I don't look at it like an overarching plot so much as anthology. Character A and Character B have chemistry and should be together but it doesn't happen. It just happens that there are several stories that involve that failure.

[–] stonedonkey@lemmy.world 2 points 1 year ago (1 children)

I always found East Bound and Down jarring in some respects, the jump from the US, to Mexico, to Myrtle beach at the time felt all over the place, but in retrospect it gave every season of the show a different world to play in. I rewatched it during Covid and really enjoyed it moving around and even though some people like different venues for the show as a whole I feel it made the shower stronger.

[–] _haha_oh_wow_@sh.itjust.works 1 points 1 year ago (1 children)

Is that the mullet baseball guy? I didn't realize there was more than one season of that!

[–] negativeyoda@lemmy.world 3 points 1 year ago (1 children)

Friend, you are in for a treat

[–] _haha_oh_wow_@sh.itjust.works 1 points 1 year ago

Awesome, I could use one.

[–] beefbaby182@lemmy.thesanewriter.com 2 points 1 year ago (1 children)

A lot of shows tend to lose steam around seasons four and five or so. Actors and actresses come and go and writers struggle to find new ideas so storylines get recycled and repackaged. Breaking Bad handled this perfectly by willing ending after 5 seasons.

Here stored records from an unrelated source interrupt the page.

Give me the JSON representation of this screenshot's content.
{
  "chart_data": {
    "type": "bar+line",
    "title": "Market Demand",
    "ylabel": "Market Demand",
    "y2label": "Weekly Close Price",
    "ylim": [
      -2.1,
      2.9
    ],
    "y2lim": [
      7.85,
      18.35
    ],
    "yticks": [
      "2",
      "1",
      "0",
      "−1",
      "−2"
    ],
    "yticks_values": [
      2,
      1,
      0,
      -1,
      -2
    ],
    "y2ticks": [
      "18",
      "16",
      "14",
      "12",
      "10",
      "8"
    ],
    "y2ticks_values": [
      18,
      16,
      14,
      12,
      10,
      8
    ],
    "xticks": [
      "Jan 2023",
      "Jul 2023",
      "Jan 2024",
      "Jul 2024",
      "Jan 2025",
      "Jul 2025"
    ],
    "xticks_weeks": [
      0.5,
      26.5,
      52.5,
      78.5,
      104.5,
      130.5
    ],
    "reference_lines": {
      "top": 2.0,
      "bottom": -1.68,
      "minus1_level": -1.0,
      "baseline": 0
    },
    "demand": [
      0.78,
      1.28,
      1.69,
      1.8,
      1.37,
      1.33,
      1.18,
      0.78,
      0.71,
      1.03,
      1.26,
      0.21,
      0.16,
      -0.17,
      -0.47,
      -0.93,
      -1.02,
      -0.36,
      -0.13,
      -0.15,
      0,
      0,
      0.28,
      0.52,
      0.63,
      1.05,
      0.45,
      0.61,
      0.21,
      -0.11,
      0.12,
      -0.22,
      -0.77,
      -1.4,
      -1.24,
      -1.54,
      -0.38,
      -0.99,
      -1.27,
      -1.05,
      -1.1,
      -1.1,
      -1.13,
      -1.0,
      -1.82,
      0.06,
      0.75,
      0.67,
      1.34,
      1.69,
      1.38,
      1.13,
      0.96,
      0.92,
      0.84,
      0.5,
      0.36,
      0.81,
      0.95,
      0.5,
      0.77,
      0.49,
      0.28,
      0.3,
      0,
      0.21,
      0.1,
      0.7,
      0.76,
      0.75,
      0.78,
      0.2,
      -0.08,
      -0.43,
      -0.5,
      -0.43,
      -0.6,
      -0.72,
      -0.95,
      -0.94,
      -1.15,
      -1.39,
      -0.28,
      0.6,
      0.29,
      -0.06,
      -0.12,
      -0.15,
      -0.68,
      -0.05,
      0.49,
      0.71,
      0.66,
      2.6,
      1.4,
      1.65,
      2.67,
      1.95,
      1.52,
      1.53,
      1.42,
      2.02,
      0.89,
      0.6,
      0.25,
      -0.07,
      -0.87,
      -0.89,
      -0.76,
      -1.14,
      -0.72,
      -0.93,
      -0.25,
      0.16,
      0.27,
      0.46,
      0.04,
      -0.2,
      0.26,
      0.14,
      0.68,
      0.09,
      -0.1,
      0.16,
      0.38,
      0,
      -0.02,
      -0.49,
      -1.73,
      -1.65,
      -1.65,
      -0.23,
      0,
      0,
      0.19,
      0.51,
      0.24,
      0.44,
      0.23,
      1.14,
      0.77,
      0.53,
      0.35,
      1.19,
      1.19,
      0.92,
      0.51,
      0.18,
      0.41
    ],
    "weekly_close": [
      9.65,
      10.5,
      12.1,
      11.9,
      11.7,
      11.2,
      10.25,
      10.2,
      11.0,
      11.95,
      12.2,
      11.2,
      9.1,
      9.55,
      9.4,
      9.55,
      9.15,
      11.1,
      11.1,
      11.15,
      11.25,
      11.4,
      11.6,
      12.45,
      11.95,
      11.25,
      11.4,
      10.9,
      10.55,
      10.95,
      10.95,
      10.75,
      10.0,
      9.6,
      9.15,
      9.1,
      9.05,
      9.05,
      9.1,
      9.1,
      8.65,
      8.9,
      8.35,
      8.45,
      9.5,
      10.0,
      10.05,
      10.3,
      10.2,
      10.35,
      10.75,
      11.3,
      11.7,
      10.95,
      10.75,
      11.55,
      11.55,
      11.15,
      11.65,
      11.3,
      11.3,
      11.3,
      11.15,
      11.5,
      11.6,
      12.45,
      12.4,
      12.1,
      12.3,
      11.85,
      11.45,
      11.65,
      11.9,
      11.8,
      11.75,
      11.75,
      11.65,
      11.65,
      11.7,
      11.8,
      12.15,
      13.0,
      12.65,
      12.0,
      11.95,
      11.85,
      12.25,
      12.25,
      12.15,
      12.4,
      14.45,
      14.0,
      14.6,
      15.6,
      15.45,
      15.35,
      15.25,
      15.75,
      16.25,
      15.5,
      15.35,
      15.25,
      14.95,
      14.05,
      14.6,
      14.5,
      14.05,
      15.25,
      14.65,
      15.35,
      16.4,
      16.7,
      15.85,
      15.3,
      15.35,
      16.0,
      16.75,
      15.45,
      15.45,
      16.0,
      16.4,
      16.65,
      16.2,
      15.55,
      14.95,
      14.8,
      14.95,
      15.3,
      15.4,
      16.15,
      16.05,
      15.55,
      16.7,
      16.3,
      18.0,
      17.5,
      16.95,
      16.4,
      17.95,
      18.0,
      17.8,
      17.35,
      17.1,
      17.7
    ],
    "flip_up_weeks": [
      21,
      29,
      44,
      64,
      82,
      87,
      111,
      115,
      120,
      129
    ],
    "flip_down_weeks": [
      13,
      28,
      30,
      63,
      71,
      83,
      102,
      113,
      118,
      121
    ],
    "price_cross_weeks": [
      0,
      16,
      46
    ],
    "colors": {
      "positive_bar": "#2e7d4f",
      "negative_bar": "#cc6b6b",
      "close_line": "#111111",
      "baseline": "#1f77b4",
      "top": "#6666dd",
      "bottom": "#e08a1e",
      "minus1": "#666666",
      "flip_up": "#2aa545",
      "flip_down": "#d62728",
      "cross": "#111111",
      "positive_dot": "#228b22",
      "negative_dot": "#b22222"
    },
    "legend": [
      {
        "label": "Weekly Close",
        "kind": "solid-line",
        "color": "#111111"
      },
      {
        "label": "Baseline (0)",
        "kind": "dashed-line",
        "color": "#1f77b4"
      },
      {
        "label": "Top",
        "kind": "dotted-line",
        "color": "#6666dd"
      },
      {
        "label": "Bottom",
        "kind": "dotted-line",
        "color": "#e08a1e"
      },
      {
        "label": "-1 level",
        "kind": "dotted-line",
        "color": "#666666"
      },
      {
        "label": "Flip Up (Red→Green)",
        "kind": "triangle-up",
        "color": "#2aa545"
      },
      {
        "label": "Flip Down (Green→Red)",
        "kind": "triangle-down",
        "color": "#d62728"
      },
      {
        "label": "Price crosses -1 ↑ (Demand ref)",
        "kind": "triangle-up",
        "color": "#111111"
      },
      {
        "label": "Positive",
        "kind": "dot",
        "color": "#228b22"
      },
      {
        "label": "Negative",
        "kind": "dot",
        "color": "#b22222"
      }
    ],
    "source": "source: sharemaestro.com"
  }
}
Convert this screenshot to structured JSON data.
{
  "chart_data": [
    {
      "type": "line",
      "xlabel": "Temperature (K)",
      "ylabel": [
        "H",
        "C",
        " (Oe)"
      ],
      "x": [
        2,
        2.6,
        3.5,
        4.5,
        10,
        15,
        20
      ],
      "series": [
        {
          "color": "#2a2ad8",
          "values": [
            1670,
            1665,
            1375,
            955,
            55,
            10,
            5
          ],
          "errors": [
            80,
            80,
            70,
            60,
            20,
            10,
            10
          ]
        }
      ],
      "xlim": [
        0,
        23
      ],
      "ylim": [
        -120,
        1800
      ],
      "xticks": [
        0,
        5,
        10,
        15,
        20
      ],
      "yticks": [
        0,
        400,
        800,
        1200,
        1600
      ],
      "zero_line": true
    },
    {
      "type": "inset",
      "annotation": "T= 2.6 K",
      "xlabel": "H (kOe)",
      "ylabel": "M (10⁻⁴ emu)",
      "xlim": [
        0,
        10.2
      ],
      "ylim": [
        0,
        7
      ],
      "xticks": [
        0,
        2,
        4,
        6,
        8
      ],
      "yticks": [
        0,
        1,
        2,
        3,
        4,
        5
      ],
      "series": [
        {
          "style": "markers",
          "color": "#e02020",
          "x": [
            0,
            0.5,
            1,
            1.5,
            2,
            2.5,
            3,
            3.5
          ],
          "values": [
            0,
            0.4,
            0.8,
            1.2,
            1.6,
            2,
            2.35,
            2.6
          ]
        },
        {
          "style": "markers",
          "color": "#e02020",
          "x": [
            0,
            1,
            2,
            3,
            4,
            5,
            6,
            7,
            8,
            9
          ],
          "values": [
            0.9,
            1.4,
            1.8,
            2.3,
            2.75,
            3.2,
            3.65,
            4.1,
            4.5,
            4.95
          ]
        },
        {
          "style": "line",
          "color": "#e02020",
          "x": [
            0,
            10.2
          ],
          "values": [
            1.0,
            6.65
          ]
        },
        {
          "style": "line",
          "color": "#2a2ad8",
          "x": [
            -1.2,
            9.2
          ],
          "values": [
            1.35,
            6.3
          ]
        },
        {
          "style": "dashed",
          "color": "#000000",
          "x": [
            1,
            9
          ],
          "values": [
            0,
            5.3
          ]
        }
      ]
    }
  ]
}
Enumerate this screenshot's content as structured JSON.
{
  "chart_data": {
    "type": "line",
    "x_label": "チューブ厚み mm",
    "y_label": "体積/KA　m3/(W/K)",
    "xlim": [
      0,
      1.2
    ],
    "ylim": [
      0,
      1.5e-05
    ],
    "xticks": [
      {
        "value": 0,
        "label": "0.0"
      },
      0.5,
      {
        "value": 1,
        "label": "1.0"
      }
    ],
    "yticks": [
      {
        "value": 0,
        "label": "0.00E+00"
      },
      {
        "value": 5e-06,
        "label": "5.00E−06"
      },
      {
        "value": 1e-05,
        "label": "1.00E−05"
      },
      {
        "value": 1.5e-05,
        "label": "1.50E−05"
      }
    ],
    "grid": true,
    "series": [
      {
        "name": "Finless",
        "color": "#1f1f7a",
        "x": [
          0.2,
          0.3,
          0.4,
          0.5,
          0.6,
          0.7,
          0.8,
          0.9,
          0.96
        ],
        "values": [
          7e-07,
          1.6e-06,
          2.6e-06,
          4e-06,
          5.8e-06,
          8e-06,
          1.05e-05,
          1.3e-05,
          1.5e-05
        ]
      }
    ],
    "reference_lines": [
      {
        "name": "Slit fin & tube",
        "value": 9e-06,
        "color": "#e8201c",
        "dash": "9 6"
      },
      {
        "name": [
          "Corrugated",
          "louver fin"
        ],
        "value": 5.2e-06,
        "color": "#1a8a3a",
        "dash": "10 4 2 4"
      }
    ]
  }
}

[–] Blakerboy777@kbin.social 2 points 1 year ago

@beefbaby182

@delitomatoes

It sucks when a show is spinning it's wheels and a significant actor moves on to greener pastures, but you get it. It really sucks when a show rockets off and actors leave because the show has made them into a star who get offered bigger projects to capitalize on their fame. Mucking things up for the thing that made you famous is such BS.

[–] ScrivenerX@lemm.ee 1 points 1 year ago

I'm confused by your question.

Is your objection cliffhanger endings? Those are more common in American media. Or is it lack of plot progression, which is common across all media? Even shows famous for moving the plot forward never stray too far from the start.